İnsan bu gerçeği şu an kabule yanaşmasa ve tüm sahip olduklarını var kabul ederek kendini aldatsa bile, sonuçta ölümünün ardından yeniden dirildiğinde, yani ahirette her şey çok net ortaya çıkacaktır. O gün insanın “görüş gücü keskinleşecek” (Kaf: 22) ve her şeyin çok daha açık farkına varacaktır… Ama eğer dünyadaki yaşamını hayali amaçlar peşinde koşarak harcamışsa, orada hiç yaşamamış olmayı dileyecek, “Keşke o ölüm kesip bitirseydi, malım bana hiçbir yarar sağlayamadı, güç ve kudretim yok olup gitti” (Hâkka: 27-29) diyerek helâk olacaktır.
Akıllı bir insana düşen ise, tüm kâinatın bu en büyük gerçeğini zaman varken burada kavramaya çalışmaktır. Aksi halde bütün ömrünü hayaller peşinde koşmaya harcayıp sonunda büyük bir yıkıma uğrar. Kur’an’da, dünyada hayaller (ya da “seraplar”) peşinde koşup her şeyin Yaratıcısı olan Allah’ı unutan bu insanların son durumları şöyle anlatılmaktadır:
“İnkâr edenler; onların amelleri dümdüz bir arazideki seraba benzer; susayan onu bir su sanır. Nihayet ona ulaştığında bir şey bulamaz ve yanında Allah’ı bulur. (Allah da) Onun hesabını tam olarak verir. Allah, hesabı çok seri görendir.” (Nur: 39)
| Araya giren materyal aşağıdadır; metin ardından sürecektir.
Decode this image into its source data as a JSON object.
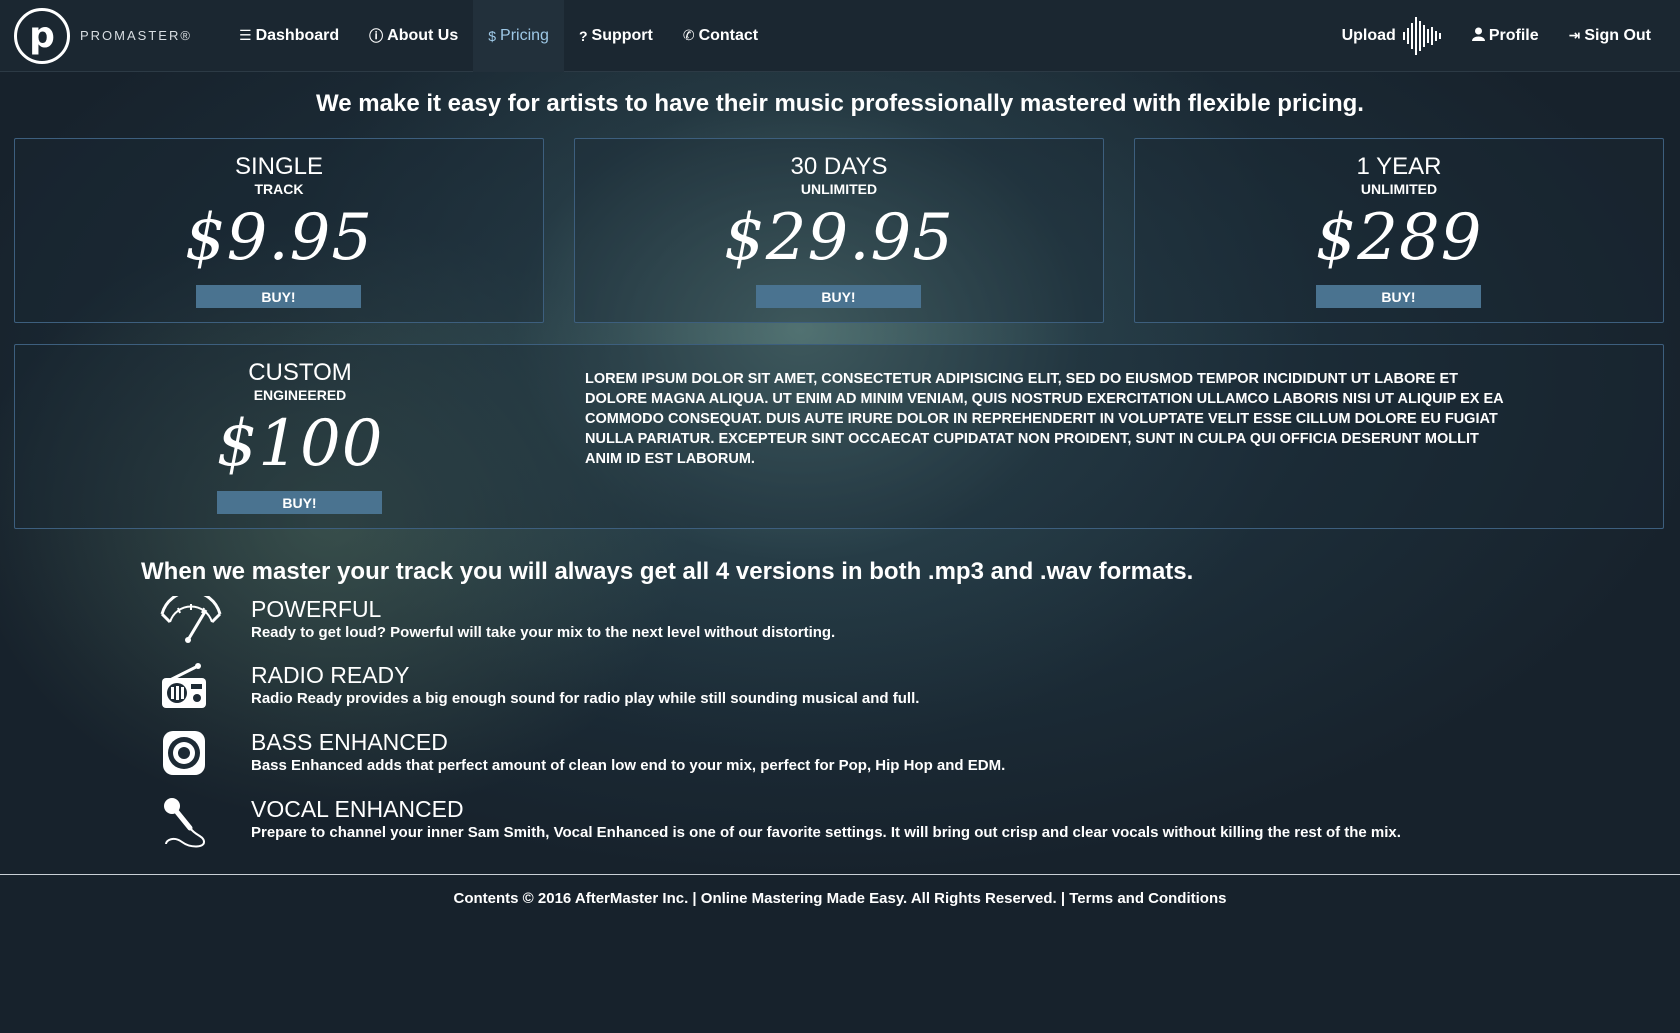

Materyalistler Tarihin En Büyük Tuzağına Düşmüşlerdir
“Maddenin aslına ulaşamadığımız” gerçeği, modern bilim tarafından ispatlanmıştır ve dahası çok açık ve kesin biçimde ortaya konmaktadır. Materyalistler, tüm felsefelerini üzerine dayandırdıkları maddesel dünyanın, aslında hiçbir zaman aşamayacakları bir algı sınırının ötesinde olduğunu anlayıp kavramakta ve buna karşı hiçbir şey yapamamaktadır.
İnsanlık tarihi boyunca materyalist düşünce hep var olmuş ve bu kişiler kendilerinden ve savundukları felsefeden çok emin bir şekilde, yüce yaratıcıları olan Allah’a başkaldırmışlardı. Ortaya attıkları senaryoya göre, “madde ezeli ve ebedi vardı ve tüm bunların bir yaratıcısı olamazdı.” Bu kişiler yalnızca kibirlerinden dolayı, Allah’ı reddederlerken muhatap olduklarını zannettikleri maddenin ardına sığınmışlardı. Bu felsefeden öylesine eminlerdi ki, hiçbir zaman bunun aksini ispatlayacak bir açıklama getirilemeyeceğini düşünüyorlardı.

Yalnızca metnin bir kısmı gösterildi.